I am glad I have fun plans tomorrow.  I just fixed the insurance problem, that is taken care of right now.  I don't know why I didn't call to say I didn't have the paperwork earlier last week.  I did call once, but I still haven't received the proper paperwork.  They are sending the paperwork in the mail now.  Ugh, paperwork will be the death of me!

I have to clean off the table by next week when Tillie arrives.  There is just no place for anyone to sit right now except me and I have to move my computer to eat.  Kind of silly, but hey, that is me.

Pain levels have been okay despite the cold.  Even my head hasn't been too bad.  I do hope the rest of the cold will be gone by the weekend, it is on the mend now.  I am getting tired again.  I think I will head for bed soon.  Have a good evening!

Wednesday, January 5, 2011

A calm Wednesday

I have no students tonight after all.  Alyssa's mom isn't feeling too well.  I hope she feels much better soon. She had oral surgery on Monday and it has thrown her for a loop.  I do hope by next week she is doing fine.
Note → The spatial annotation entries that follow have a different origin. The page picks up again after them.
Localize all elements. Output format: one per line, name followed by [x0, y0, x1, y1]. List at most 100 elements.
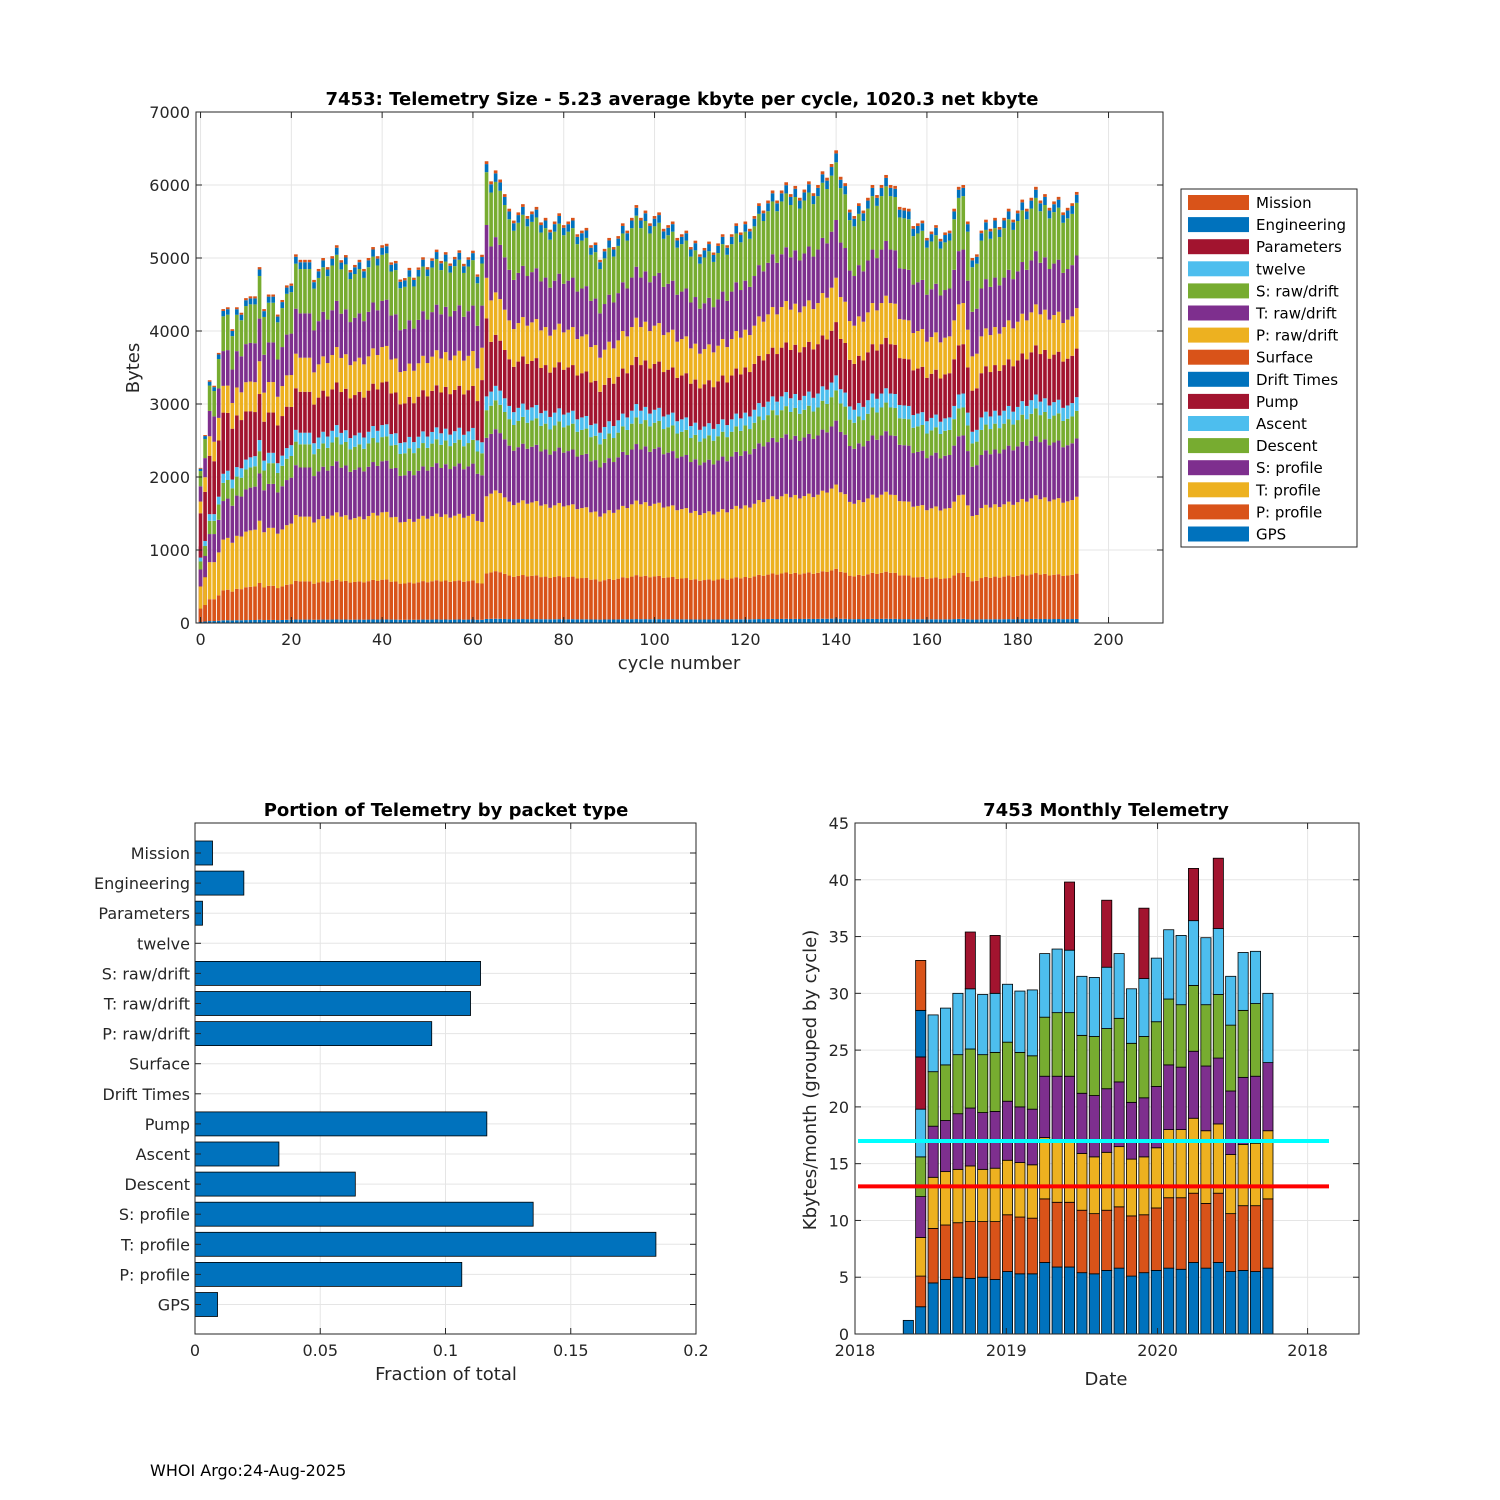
cycle-bar-segment	[1056, 351, 1061, 400]
cycle-bar-segment	[979, 288, 984, 337]
cycle-bar-segment	[716, 243, 720, 246]
monthly-bar-segment	[1237, 952, 1249, 1011]
cycle-bar-segment	[625, 373, 630, 418]
cycle-bar-segment	[648, 225, 652, 234]
cycle-bar-segment	[580, 417, 584, 430]
cycle-bar-segment	[357, 357, 362, 392]
cycle-bar-segment	[561, 332, 566, 370]
cycle-bar-segment	[602, 248, 607, 252]
cycle-bar-segment	[225, 350, 230, 386]
cycle-bar-segment	[693, 510, 698, 580]
cycle-bar-segment	[489, 493, 493, 573]
cycle-bar-segment	[289, 333, 294, 376]
monthly-bar-segment	[1163, 929, 1175, 1000]
cycle-bar-segment	[634, 575, 639, 620]
cycle-bar-segment	[911, 427, 916, 454]
cycle-bar-segment	[729, 619, 734, 623]
legend-label: twelve	[1256, 260, 1306, 278]
cycle-bar-segment	[484, 410, 489, 438]
cycle-bar-segment	[652, 503, 657, 577]
cycle-bar-segment	[952, 320, 956, 360]
cycle-bar-segment	[1070, 500, 1075, 575]
cycle-bar-segment	[507, 359, 512, 406]
cycle-bar-segment	[779, 618, 784, 623]
cycle-bar-segment	[344, 580, 348, 620]
cycle-bar-segment	[375, 258, 380, 266]
cycle-bar-segment	[652, 422, 657, 449]
monthly-bar-segment	[1262, 992, 1274, 1064]
cycle-bar-segment	[857, 574, 861, 620]
cycle-bar-segment	[357, 467, 362, 517]
cycle-bar-segment	[280, 455, 285, 466]
cycle-bar-segment	[911, 228, 916, 237]
cycle-bar-segment	[212, 416, 216, 442]
cycle-bar-segment	[457, 619, 462, 623]
monthly-bar-segment	[1076, 1153, 1088, 1211]
monthly-bar-segment	[1039, 953, 1051, 1018]
cycle-bar-segment	[203, 458, 207, 478]
cycle-bar-segment	[493, 181, 498, 238]
cycle-bar-segment	[384, 243, 389, 247]
cycle-bar-segment	[916, 505, 920, 578]
cycle-bar-segment	[502, 204, 507, 258]
cycle-bar-segment	[321, 466, 325, 517]
br-bars	[902, 857, 1274, 1335]
cycle-bar-segment	[897, 217, 902, 269]
cycle-bar-segment	[825, 339, 829, 390]
cycle-bar-segment	[684, 429, 689, 455]
cycle-bar-segment	[521, 214, 525, 266]
cycle-bar-segment	[748, 429, 752, 455]
cycle-bar-segment	[684, 417, 689, 430]
cycle-bar-segment	[888, 249, 893, 304]
cycle-bar-segment	[943, 430, 947, 456]
cycle-bar-segment	[511, 329, 516, 367]
cycle-bar-segment	[466, 443, 471, 467]
cycle-bar-segment	[552, 280, 557, 330]
cycle-bar-segment	[412, 521, 416, 584]
cycle-bar-segment	[198, 561, 203, 570]
cycle-bar-segment	[716, 253, 720, 300]
monthly-bar-segment	[1150, 1147, 1162, 1209]
cycle-bar-segment	[793, 494, 798, 573]
cycle-bar-segment	[1034, 573, 1038, 619]
cycle-bar-segment	[1065, 218, 1070, 270]
cycle-bar-segment	[384, 299, 389, 346]
cycle-bar-segment	[988, 286, 993, 336]
cycle-bar-segment	[725, 579, 729, 620]
cycle-bar-segment	[797, 260, 802, 313]
cycle-bar-segment	[552, 451, 557, 506]
cycle-bar-segment	[920, 505, 925, 577]
cycle-bar-segment	[480, 583, 484, 620]
cycle-bar-segment	[979, 429, 984, 455]
cycle-bar-segment	[1070, 265, 1075, 317]
cycle-bar-segment	[1047, 207, 1052, 211]
cycle-bar-segment	[689, 579, 693, 620]
cycle-bar-segment	[312, 522, 316, 584]
cycle-bar-segment	[934, 235, 938, 284]
cycle-bar-segment	[725, 245, 729, 248]
cycle-bar-segment	[498, 572, 502, 619]
cycle-bar-segment	[366, 356, 371, 391]
bl-xtick-label: 0.1	[433, 1341, 458, 1360]
cycle-bar-segment	[652, 276, 657, 326]
cycle-bar-segment	[684, 336, 689, 374]
cycle-bar-segment	[216, 440, 221, 497]
cycle-bar-segment	[1065, 418, 1070, 446]
cycle-bar-segment	[489, 184, 493, 193]
cycle-bar-segment	[1061, 361, 1065, 408]
cycle-bar-segment	[271, 412, 275, 453]
cycle-bar-segment	[393, 392, 398, 434]
monthly-bar-segment	[1163, 1267, 1175, 1335]
cycle-bar-segment	[471, 351, 475, 386]
cycle-bar-segment	[511, 220, 516, 224]
cycle-bar-segment	[793, 407, 798, 436]
cycle-bar-segment	[834, 277, 838, 323]
cycle-bar-segment	[203, 491, 207, 541]
cycle-bar-segment	[1038, 442, 1043, 500]
cycle-bar-segment	[1065, 575, 1070, 620]
cycle-bar-segment	[879, 344, 884, 394]
monthly-bar-segment	[1250, 1205, 1262, 1272]
monthly-bar-segment	[1088, 1213, 1100, 1275]
cycle-bar-segment	[480, 442, 484, 454]
cycle-bar-segment	[516, 502, 521, 576]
My cold is going okay.  I am not as tired as I was yesterday, boy, was I exhausted!  I think I slept about 22 hours yesterday.  I had Charlie's lesson and then went to bed rather shortly after that.  I woke up at 1 pm this afternoon.  I tried to take a nap today but couldn't sleep so I must be doing better.

I took the course for the bankruptcy and will be turning in paper work on Friday at 1 pm.  I will also be talking to my attorney when I do this.  I am very excited in some ways that this long journey is almost over.  I am hopeful for new things that is for sure.

I can't believe I am going to say this, but here goes, it is a good thing Momma is in Heaven right now because I wouldn't want her to get this cold and be this cold.  This winter has been colder than the last couple and she was always freezing.  Keeping her warm was a full time job, believe me.  I would just layer her and layer her and she was still cold.  Even I have had trouble staying warm some days.  It isn't so bad at night as I have new winter pajamas and lots of blankets, but during the day when the sun goes down it is a bit cold.  I turn the space heater on a lot to try to stay warm.  It is just ridicules if you ask me.  Warm weather, when will you come back?  I have dug all my cute sweatshirts out to wear and just have to wash the Christmas ones and put them away.  I am so glad I have new hoodies to wear.  they are very warm and cute.  They are all Disney designs.  One has Tinkerbell, another has Grumpy, and the last has Mickey.  Mom would have loved them too, but they weren't in her size, only mine!  The pink one I wanted didn't have any left in my size so I got white instead.  I was bummed but hey, I got three!  I simply have been wearing them a lot to keep warm.  My new coat is definitely helping me stay warm too.  It is so nice to have a coat that keeps a person warm.  I absolutely love it.  Was definitely the best gift of the year.

I am hoping to meet Donna up at our usual this weekend.  I am aiming for Sunday depending on how I am feeling.  Tomorrow I am going to get the music together for Kayla, my new student.  I am excited about her lesson!  Then I have Aggie right after, so all in all, Saturday is shaping up to be a great day.  Tillie is planning to come for a visit next week.  I am not sure which day and it all depends on how I feel.  If I still have a cold she won't be coming, however, I anticipate by then to be back at 100% (well, as close to 100% as I get) and then we will visit.  I do plan next week to go see Narnia in the movie theatres.  I want to see that movie and I have heard that it is really good.  I loved the first two, so I am hopeful that this will be as good as the others.  If I don't see it then, I will most likely buy it on DVD when it comes out.

A pretty productive day for a change.  I finished what I needed to finish for the bankruptcy, and now I am going to rest after I have more chicken soup.  The cold is slowly going away.  i can breathe out of my nose so that is an improvement and I hope to be over this by the weekend.  I do hope your day is good too.